After Columbanus (8th To 13th C.)

Hiberno-Scottish activity in Europe gradually declined after the death of Columbanus. There were monastic foundations in Anglo-Saxon Britain, the first in about 630 at "Cnobheresburg", an unknown place in East Anglia, possibly Burgh Castle, mentioned by Bede. Others were Malmesbury Abbey, perhaps Bosham, and Glastonbury Abbey had strong Irish links, if already in existence before they arrived. The profile of Iona declined, and from 698 until the reign of Charlemagne in the 770s, the Hiberno-Scottish efforts in the Frankish Empire were continued by the Anglo-Saxon mission. See: Germanic Christianity.

Irish monks known as Papar are said to have been present in Iceland before its settlement from 874 AD onwards by the Norse. The oldest source mentioning the existence of the Papar was written in the Íslendingabók (Book of the Icelanders), between 1122 and 1133. Such figures are also mentioned in the Icelandic Landnámabók (the Book of Settlements) which states that the Norse found Irish priests, with bells and crosiers, at Iceland at the time of their arrival. The surviving versions of Landnámabók date from the second half of the 13th century or a little later, though it has been suggested that it was composed in an early form by Ari Þorgilsson (1067–1148).

Among the Irish monks who were active in Central Europe were two particularly important theologians, Marianus Scotus and Johannes Scotus Eriugena. Legends surrounding Hiberno-Scottish foundations are recorded in a Middle High German text known as Charlemagne and the Scottish Saints (BL Harley 3971).

The rule of St. Columbanus, which was originally followed in most of these monasteries, was soon superseded by that of St. Benedict. Later Gaelic missionaries, founded Honau in Baden (about 721), Murbach in Upper Alsace (about 727), Altomünster in Upper Bavaria (about 749), while other Gaelic monks restored St. Michel in Thiérache (940), Walsort near Namur (945), and, at Cologne, the Monasteries of St. Clement (about 953), St. Martin (about 980), St. Symphorian (about 990), and St. Pantaléon (1042).

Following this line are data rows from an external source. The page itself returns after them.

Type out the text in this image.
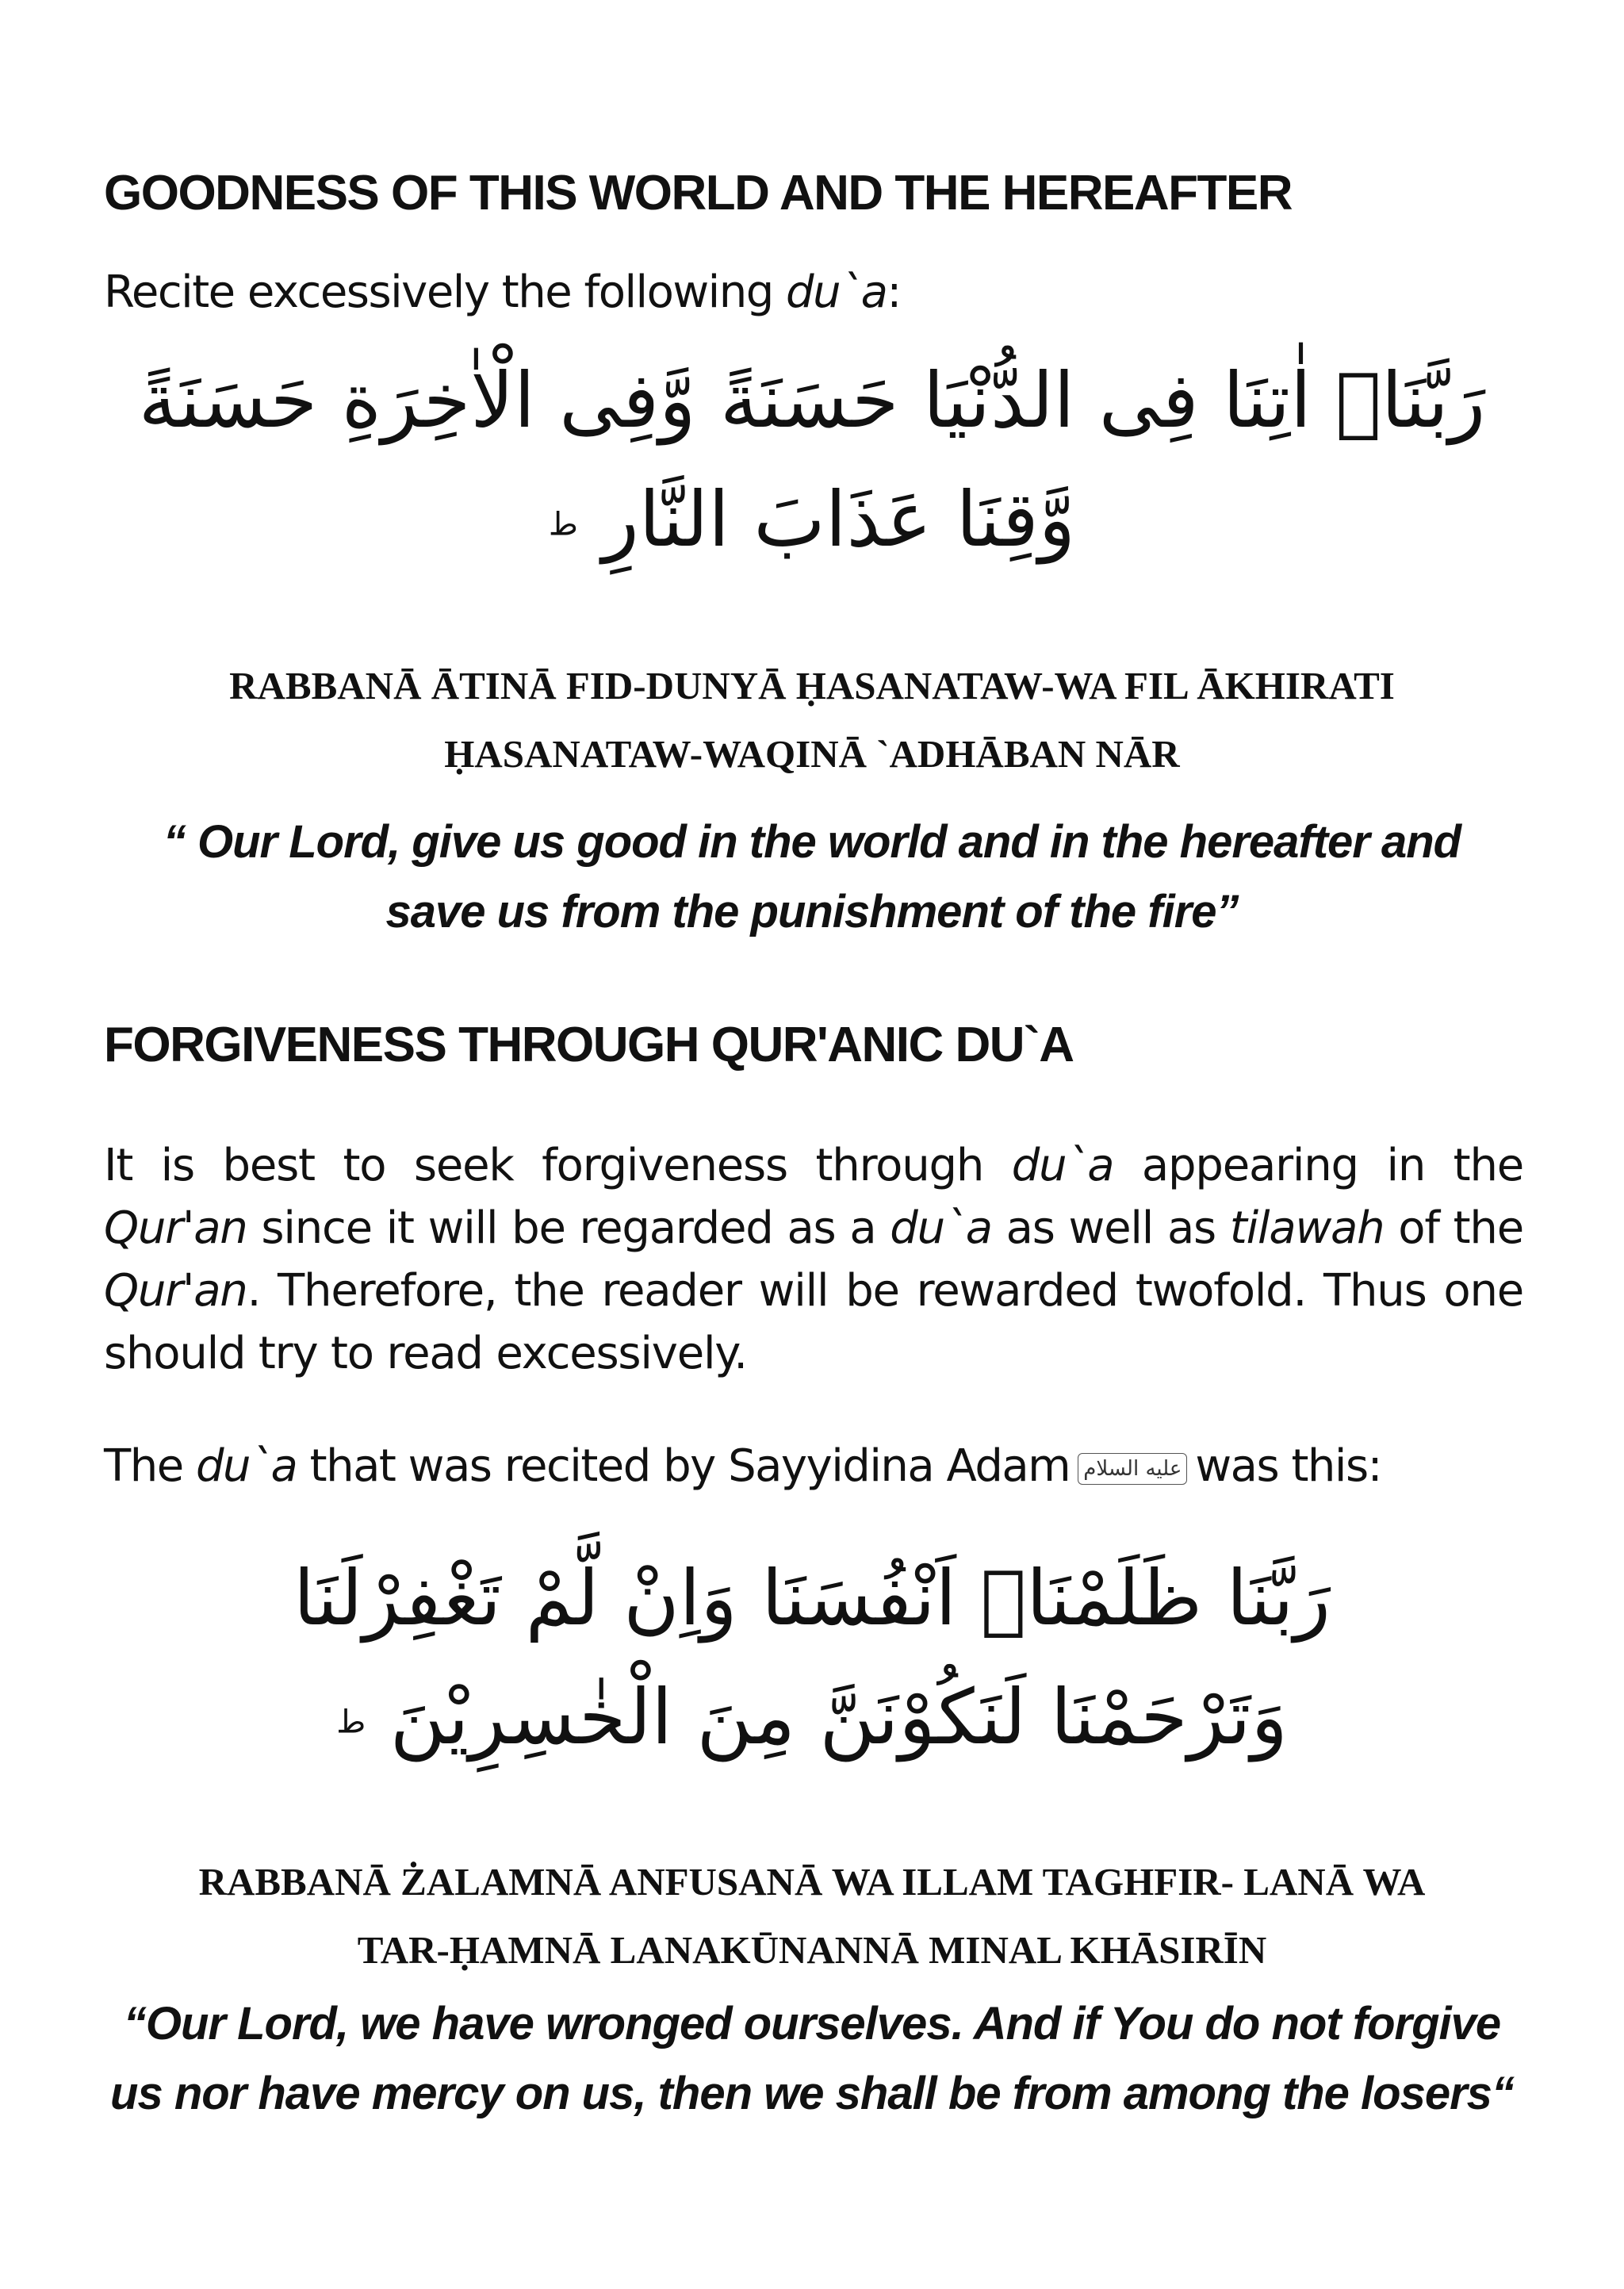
GOODNESS OF THIS WORLD AND THE HEREAFTER

Recite excessively the following du`a:

رَبَّنَاۤ اٰتِنَا فِى الدُّنْيَا حَسَنَةً وَّفِى الْاٰخِرَةِ حَسَنَةً
وَّقِنَا عَذَابَ النَّارِ ط
RABBANĀ ĀTINĀ FID-DUNYĀ ḤASANATAW-WA FIL ĀKHIRATI
ḤASANATAW-WAQINĀ `ADHĀBAN NĀR
“ Our Lord, give us good in the world and in the hereafter and
save us from the punishment of the fire”
FORGIVENESS THROUGH QUR'ANIC DU`A

It is best to seek forgiveness through du`a appearing in the Qur'an since it will be regarded as a du`a as well as tilawah of the Qur'an. Therefore, the reader will be rewarded twofold. Thus one should try to read excessively.

The du`a that was recited by Sayyidina Adam عليه السلام was this:

رَبَّنَا ظَلَمْنَاۤ اَنْفُسَنَا وَاِنْ لَّمْ تَغْفِرْلَنَا
وَتَرْحَمْنَا لَنَكُوْنَنَّ مِنَ الْخٰسِرِيْنَ ط
RABBANĀ ŻALAMNĀ ANFUSANĀ WA ILLAM TAGHFIR- LANĀ WA
TAR-ḤAMNĀ LANAKŪNANNĀ MINAL KHĀSIRĪN
“Our Lord, we have wronged ourselves. And if You do not forgive
us nor have mercy on us, then we shall be from among the losers“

Towards the end of the 11th and in the 12th century, a number of Schottenklöster, intended for Scottish and Irish monks exclusively, sprang up in Germany. About 1072, three Scottish monks, Marianus, Iohannus, and Candidus, took up their abode at the little Church of Weih-St-Peter at Ratisbon. Their number soon increased and a larger monastery was built for them (about 1090) by Burgrave Otto of Ratisbon and his brother Henry. This became the famous Scottish Monastery of St. Jacob at Ratisbon, the mother-house of a series of other Schottenklöster. It founded the Abbeys of St. Jacob at Würzburg (about 1134), St. Aegidius at Nuremberg (1140), St. Jacob at Constance (1142), Our Blessed Lady at Vienna (1158), St. Nicolas at Memmingen (1168), Holy Cross at Eichstätt (1194), and the Priory of Kelheim (1231). These, together with the Abbey of St. Jacob at Erfurt (1036), and the Priory of Weih-St-Peter at Ratisbon formed the famous congregation of the German Schottenklöster which was erected by Innocent III in 1215, with the Abbot of St. Jacob at Ratisbon as abbot-general.